Mereka saling berpandangan di sekeliling meja. Mereka tampak sulit untuk percaya bahwa aku dapat mengajukan pertanyaan bodoh seperti itu.

"Karena," dia berkata perlahan-lahan, seolah-olah kepada seseorang yang bodoh atau sulit mendengar, "Barat - terutama pemimpinnya, Amerika Serikat- bertekad untuk menguasai seluruh dunia, untuk menjadi kekuasaan yang terbesar di dalam sejarah. Dan itu hampir berhasil. Uni Soviet sekarang ini menghalangi jalannya, tetapi Soviet tidak akan bertahan lama. Toynbee telah melihat hal itu. Mereka tidak beragama, tidak beriman, tidak mempunyai substansi di belakang ideologi mereka. Sejarah memperlihatkan bahwa iman-jiwa, suatu keyakinan akan kekuasaan yang lebih tinggi - penting sekali. Kami orang Islam mempunyai itu. Kami mempunyainya lebih dari orang lain di dalam dunia ini, bahkan lebih dari orang Kristen. Maka kami menunggu. Kami tumbuh menjadi kuat."

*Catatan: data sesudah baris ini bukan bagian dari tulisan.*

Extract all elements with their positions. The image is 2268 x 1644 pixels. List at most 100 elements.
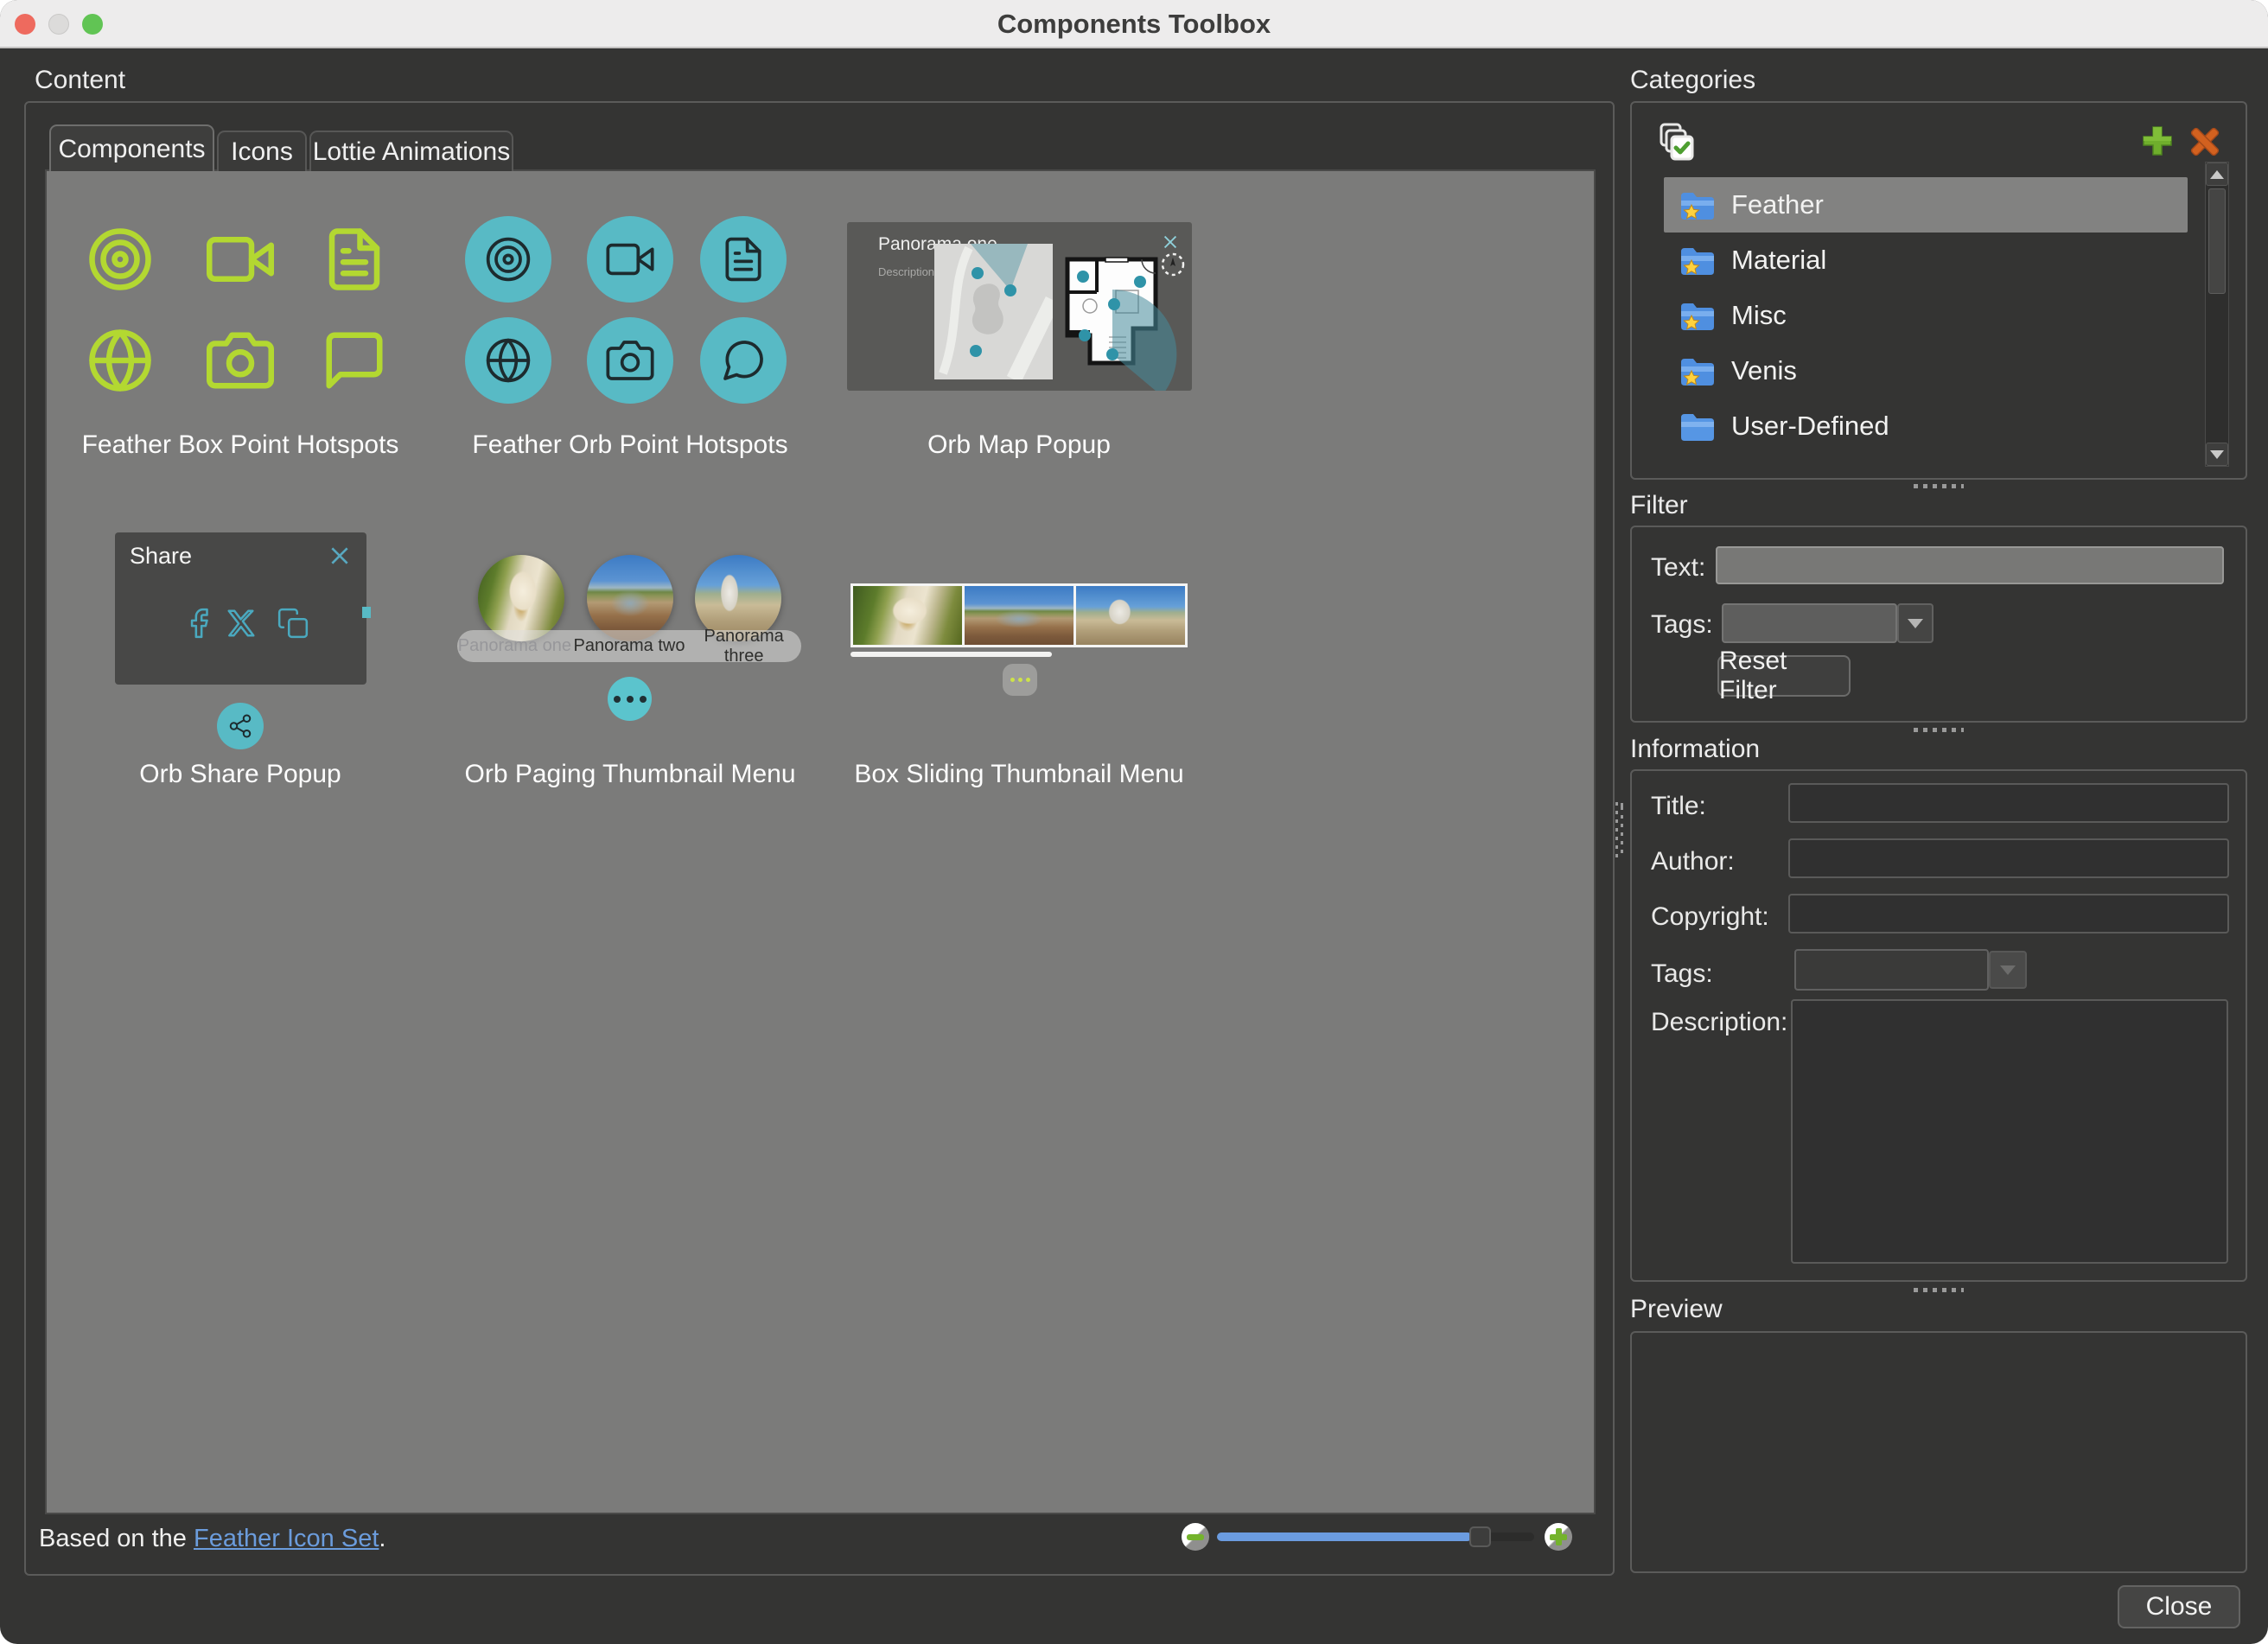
information-section-label: Information — [1630, 735, 1760, 764]
components-tab-page: Feather Box Point Hotspots Feather Orb P… — [45, 169, 1596, 1514]
component-label: Orb Paging Thumbnail Menu — [440, 760, 820, 789]
x-logo-icon — [225, 607, 258, 640]
category-item-feather[interactable]: Feather — [1664, 177, 2188, 233]
tab-icons[interactable]: Icons — [217, 131, 307, 171]
category-label: Misc — [1731, 300, 1787, 331]
category-label: Venis — [1731, 355, 1797, 386]
sliding-thumbnail-strip — [850, 583, 1188, 647]
filter-section-label: Filter — [1630, 491, 1688, 520]
delete-category-button[interactable] — [2188, 124, 2222, 159]
attribution-text: Based on the Feather Icon Set. — [39, 1525, 385, 1553]
component-label: Box Sliding Thumbnail Menu — [829, 760, 1209, 789]
preview-section-label: Preview — [1630, 1295, 1723, 1324]
compass-icon — [1160, 252, 1186, 277]
video-icon — [207, 226, 274, 293]
titlebar: Components Toolbox — [0, 0, 2268, 48]
preview-panel — [1630, 1331, 2247, 1573]
splitter-handle[interactable] — [1914, 1288, 1964, 1292]
thumbnail-label: Panorama one — [457, 636, 572, 656]
close-icon — [328, 545, 351, 567]
categories-scrollbar[interactable] — [2205, 162, 2229, 467]
info-tags-dropdown-button[interactable] — [1989, 951, 2027, 989]
info-author-label: Author: — [1651, 847, 1735, 876]
zoom-in-button[interactable] — [1545, 1523, 1572, 1551]
camera-icon — [207, 327, 274, 394]
copy-icon — [277, 607, 309, 640]
tab-lottie-animations[interactable]: Lottie Animations — [309, 131, 513, 171]
paging-menu-toggle-icon — [608, 677, 652, 721]
panorama-two-thumbnail — [587, 555, 673, 641]
chevron-down-icon — [2000, 965, 2016, 975]
target-orb-icon — [465, 216, 551, 303]
panorama-two-thumbnail — [965, 586, 1073, 645]
panorama-three-thumbnail — [1076, 586, 1185, 645]
category-label: User-Defined — [1731, 411, 1889, 442]
globe-orb-icon — [465, 317, 551, 404]
info-copyright-label: Copyright: — [1651, 902, 1769, 932]
categories-section-label: Categories — [1630, 66, 1755, 95]
component-label: Feather Box Point Hotspots — [50, 430, 430, 460]
zoom-out-button[interactable] — [1182, 1523, 1209, 1551]
zoom-slider-thumb[interactable] — [1469, 1526, 1491, 1547]
close-button[interactable]: Close — [2118, 1585, 2240, 1628]
component-label: Feather Orb Point Hotspots — [440, 430, 820, 460]
video-orb-icon — [587, 216, 673, 303]
share-orb-icon — [217, 703, 264, 749]
category-label: Feather — [1731, 189, 1824, 220]
thumbnail-label: Panorama two — [572, 636, 687, 656]
sliding-menu-scrollbar — [850, 652, 1052, 657]
scroll-up-button[interactable] — [2206, 162, 2228, 186]
share-popup-preview: Share — [115, 532, 366, 685]
thumbnail-label: Panorama three — [686, 627, 801, 666]
filter-tags-label: Tags: — [1651, 610, 1713, 640]
tab-components[interactable]: Components — [49, 124, 214, 171]
message-square-icon — [321, 327, 388, 394]
share-popup-title: Share — [130, 543, 192, 570]
info-title-input[interactable] — [1788, 783, 2229, 823]
info-copyright-input[interactable] — [1788, 894, 2229, 934]
info-description-textarea[interactable] — [1791, 999, 2228, 1264]
sliding-menu-toggle-icon — [1003, 664, 1037, 696]
category-item-misc[interactable]: Misc — [1664, 288, 2188, 343]
category-item-user-defined[interactable]: User-Defined — [1664, 398, 2188, 454]
info-tags-label: Tags: — [1651, 959, 1713, 989]
add-category-button[interactable] — [2141, 124, 2174, 157]
facebook-icon — [182, 607, 215, 640]
camera-orb-icon — [587, 317, 673, 404]
target-icon — [86, 226, 154, 293]
components-toolbox-window: Components Toolbox Content Components Ic… — [0, 0, 2268, 1644]
component-label: Orb Map Popup — [829, 430, 1209, 460]
info-author-input[interactable] — [1788, 838, 2229, 878]
splitter-handle[interactable] — [1914, 484, 1964, 488]
info-tags-dropdown[interactable] — [1794, 949, 1989, 991]
share-popup-handle — [362, 607, 371, 618]
file-text-orb-icon — [700, 216, 787, 303]
filter-text-label: Text: — [1651, 553, 1705, 583]
category-label: Material — [1731, 245, 1826, 276]
map-popup-preview: Panorama one Description of Panorama one — [847, 222, 1192, 391]
window-title: Components Toolbox — [0, 0, 2268, 48]
chevron-down-icon — [1908, 619, 1923, 628]
feather-icon-set-link[interactable]: Feather Icon Set — [194, 1525, 379, 1552]
category-item-venis[interactable]: Venis — [1664, 343, 2188, 398]
info-title-label: Title: — [1651, 792, 1706, 821]
panorama-one-thumbnail — [853, 586, 962, 645]
close-icon — [1161, 233, 1180, 252]
globe-icon — [86, 327, 154, 394]
filter-text-input[interactable] — [1716, 546, 2224, 584]
sidebar-splitter-handle[interactable] — [1615, 802, 1623, 857]
message-circle-orb-icon — [700, 317, 787, 404]
panorama-one-thumbnail — [478, 555, 564, 641]
splitter-handle[interactable] — [1914, 728, 1964, 732]
scroll-down-button[interactable] — [2206, 443, 2228, 466]
scrollbar-thumb[interactable] — [2208, 188, 2226, 294]
reset-filter-button[interactable]: Reset Filter — [1717, 655, 1851, 697]
file-text-icon — [321, 226, 388, 293]
category-item-material[interactable]: Material — [1664, 233, 2188, 288]
component-label: Orb Share Popup — [50, 760, 430, 789]
thumbnail-label-bar: Panorama one Panorama two Panorama three — [457, 630, 801, 662]
content-section-label: Content — [35, 66, 125, 95]
select-all-icon[interactable] — [1656, 121, 1699, 166]
filter-tags-dropdown[interactable] — [1722, 603, 1897, 643]
filter-tags-dropdown-button[interactable] — [1897, 603, 1934, 643]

"Kami tidak akan terburu-buru," salah satu dari laki-laki itu menyela" dan kemudian seperti seekor ular kami akan menyerang.”

“Mengerikan sekali!" aku hampir tidak dapat menahan diri. "Apa yang dapat kita lakukan untuk mengubah hal ini?"

Mahasiswi bahasa Inggris memandang langsung ke mataku. "Berhentilah menjadi tamak," dia berkata, "dan begitu egoistis. Sadarilah bahwa ada yang lain di dunia ini selain rumahmu yang besar dan toko mewahmu. Orang-orang sedang kelaparan dan kau mencemasi minyak untuk mobilmu. Bayi-bayi sedang sekarat karena dahaga dan kau mencari gaya mutakhir di majalah modemu. Bangsa-bangsa seperti kami sedang tenggelam di dalam kemiskinan, tetapi rakyatmu bahkan tidak mendengar teriakan kami meminta bantuan. Kamu menutup telingamu terhadap suara mereka yang mencoba menceritakan kepadamu berbagai hal ini. Kamu menjuluki mereka radikal atau komunis. Kamu mesti membuka hatimu kepada orang-orang miskin dan tertindas, bukannya menggiring mereka ke dalam kemiskinan dan perbudakan yang lebih dalam. Waktunya tidak banyak lagi. Jika kamu tidak berubah, kamu akan hancur."


Beberapa hari kemudian politisi Bandung yang populer itu, yang bonekanya berani menghadapi Boneka Nixon dan ditusuk oleh Boneka ember, tewas sebagai korban tabrak lari.